Antarctic meltwater found to speed glacier slide toward the sea
Researchers drilled into East Antarctica’s Langhovde Glacier and found surface meltwater can reach the bed, raising pressure and accelerating ice flow.
By Lucas Ferreira · Science & Environment Writer
3 min read
Surface meltwater can drain through Antarctic glacier ice to the bed below and make the glacier slide faster toward the ocean, according to a Hokkaido University-led study. The finding matters because it directly confirms in Antarctica a mechanism that can increase ice loss as warming produces more meltwater.
Professor Shin Sugiyama and colleagues reported the results in Nature Communications after drilling more than 550 meters into the Langhovde Glacier in East Antarctica. Hokkaido University said the team used boreholes to place pressure sensors and cameras at the glacier bed, giving researchers measurements that satellites could not provide.
Measurements from beneath the ice
The researchers used a hot-water jet to drill into the glacier, according to Sugiyama. The instruments showed that water collecting in surface ponds and lakes could move downward through cracks in the ice.

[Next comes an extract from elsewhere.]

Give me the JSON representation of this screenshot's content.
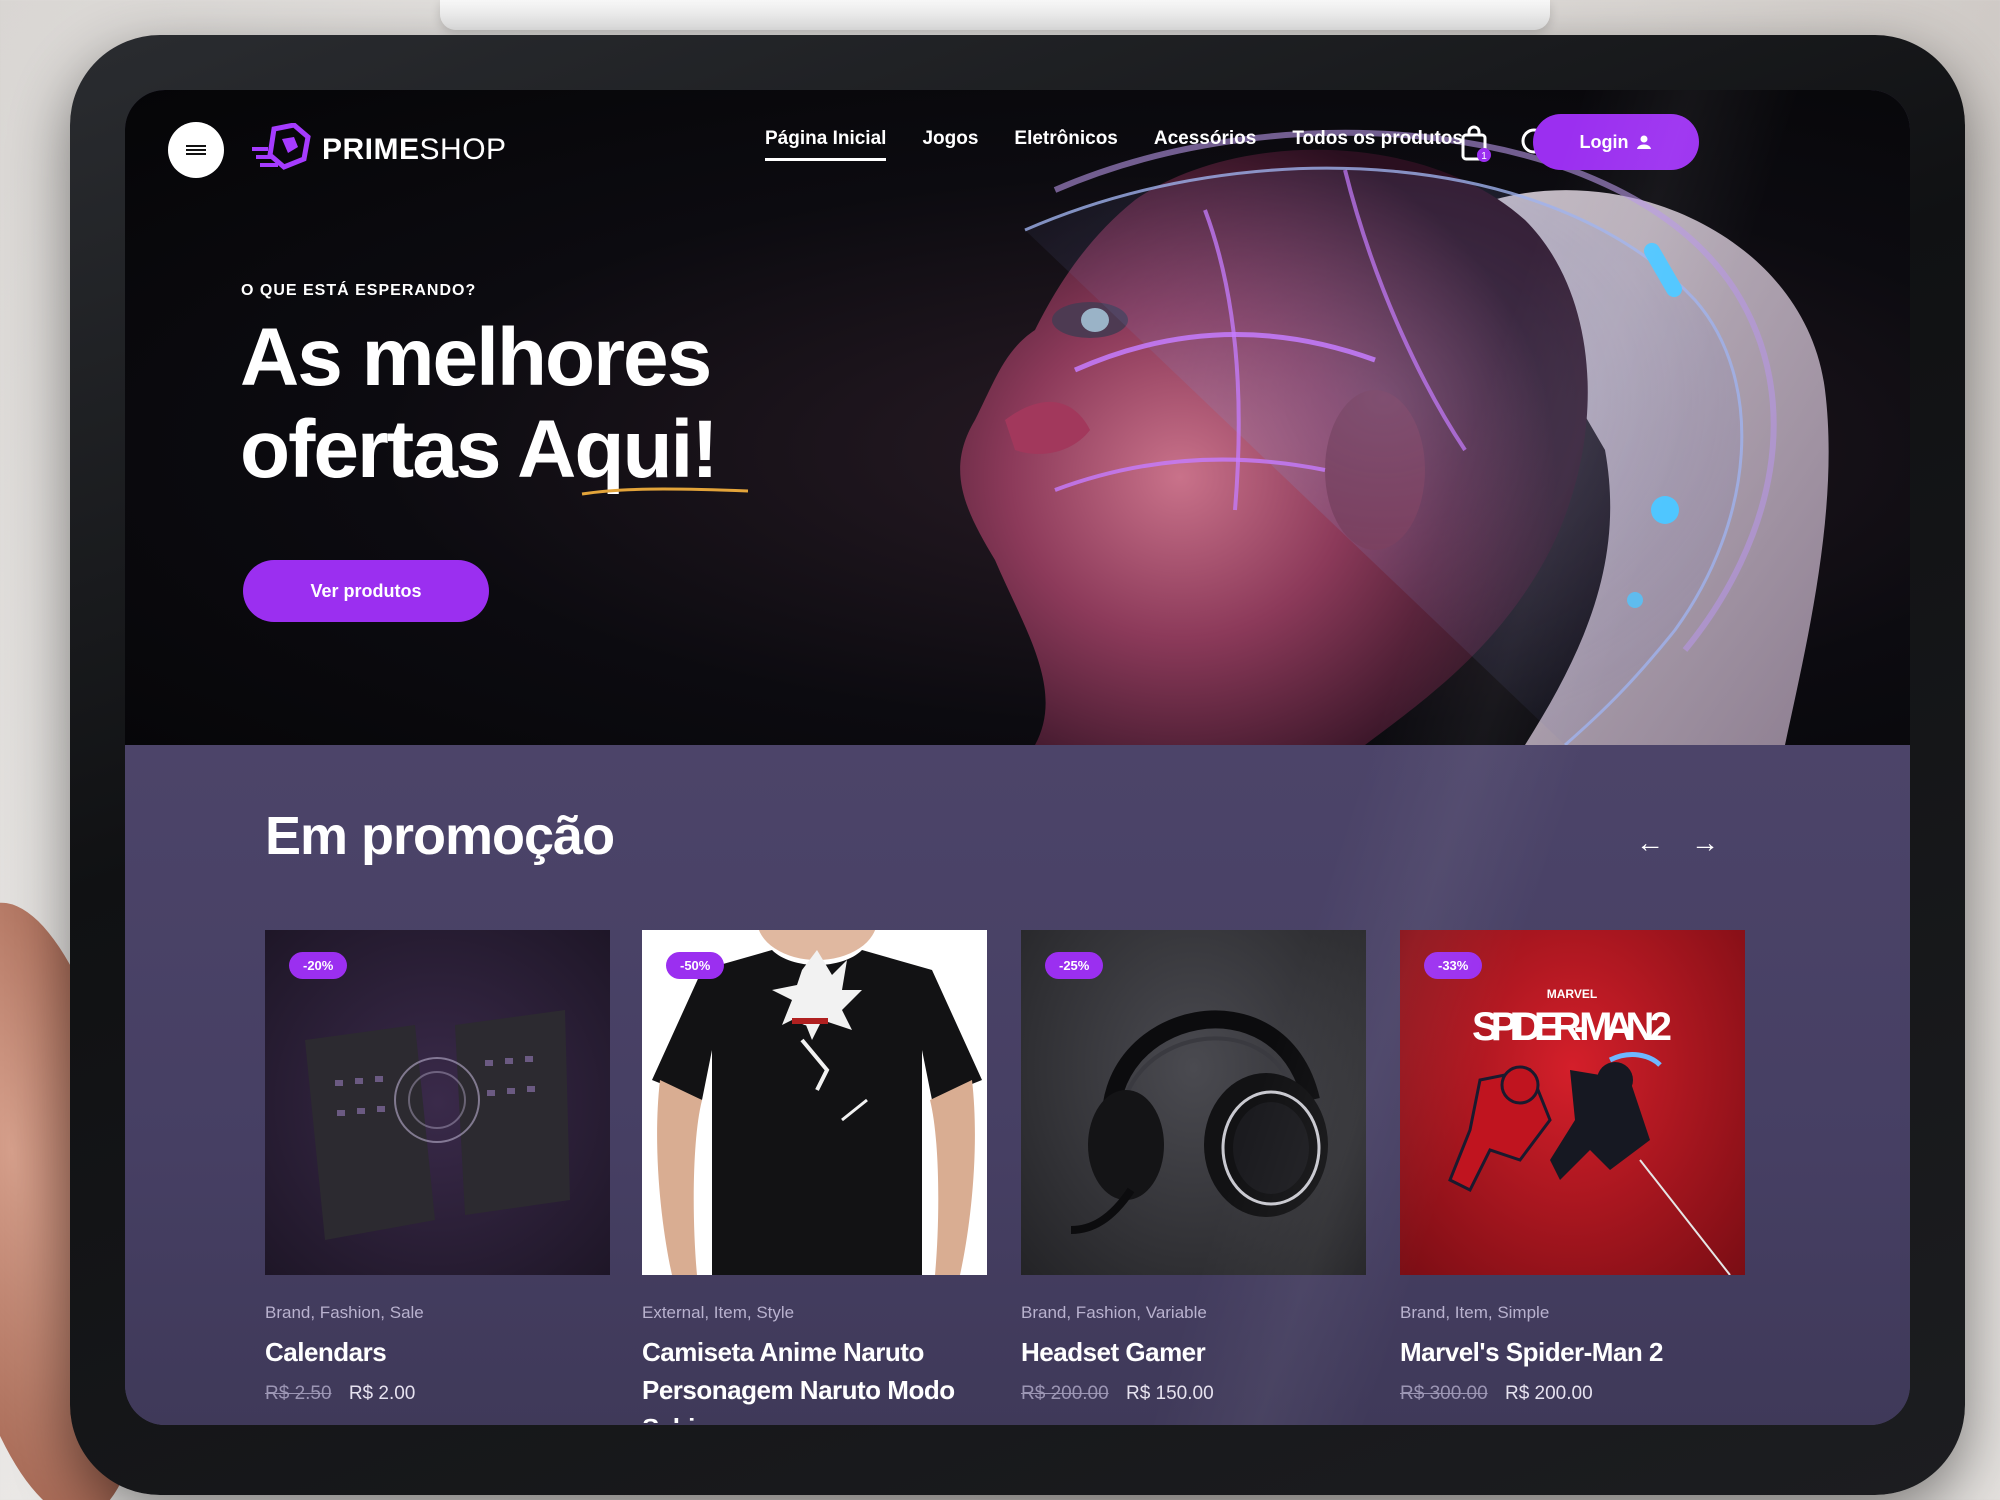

Hokkaido University said the process is known as hydrofracturing. In that process, the weight of meltwater formed at the surface helps open fractures in the ice, creating routes that let water reach the base of the glacier.
Once at the bed, the water increased pressure beneath the ice, according to the study. Hokkaido University said that pressure partly lifted the glacier from the bedrock, reduced friction at the ice-bed boundary and helped the glacier slide more quickly toward the sea.
Sugiyama said the team recorded two notable episodes: one during a period of strong surface melting and another after an unusual rainfall event in January 2022. During those episodes, according to Sugiyama, water pressure at the glacier bed rose until it supported 97% of the weight of the overlying ice, and the glacier’s sliding speed increased by 10% to 20%.
The same broad mechanism has been observed in glaciers in Europe, Alaska and Greenland, Hokkaido University said. Sugiyama said the new work is the first direct observation of this kind in Antarctica, where scientists had debated whether surface meltwater could drive similar acceleration.
Why the finding matters
Sugiyama said the Antarctic ice sheet contains 90% of the world’s glacier ice. He said a complete melt and drainage of that ice into the ocean would raise global sea levels by about 60 meters, or 197 feet.
Hokkaido University said the Antarctic ice sheet is already losing mass overall because more ice is entering the ocean than is being replaced by inland snowfall. Sugiyama said the study suggests ice loss could increase as climate warming raises meltwater production, sending more ice oceanward.
The drilling campaign also revealed life beneath the glacier, according to Hokkaido University. Cameras recorded a sea anemone and several stalked sponges attached to a boulder in a seawater layer only 3 meters thick beneath 474 meters of ice.
Hokkaido University said that habitat lay several hundred meters beyond the point where the glacier stops touching the seabed. Sugiyama described the discovery as evidence of a hidden ecosystem in a dark, cold and confined environment below the ice.
The paper, titled “Acceleration of an Antarctic outlet glacier driven by surface meltwater input to the base,” was authored by Sugiyama and colleagues and published in Nature Communications, according to Hokkaido University.
This story draws on original reporting from Phys.org.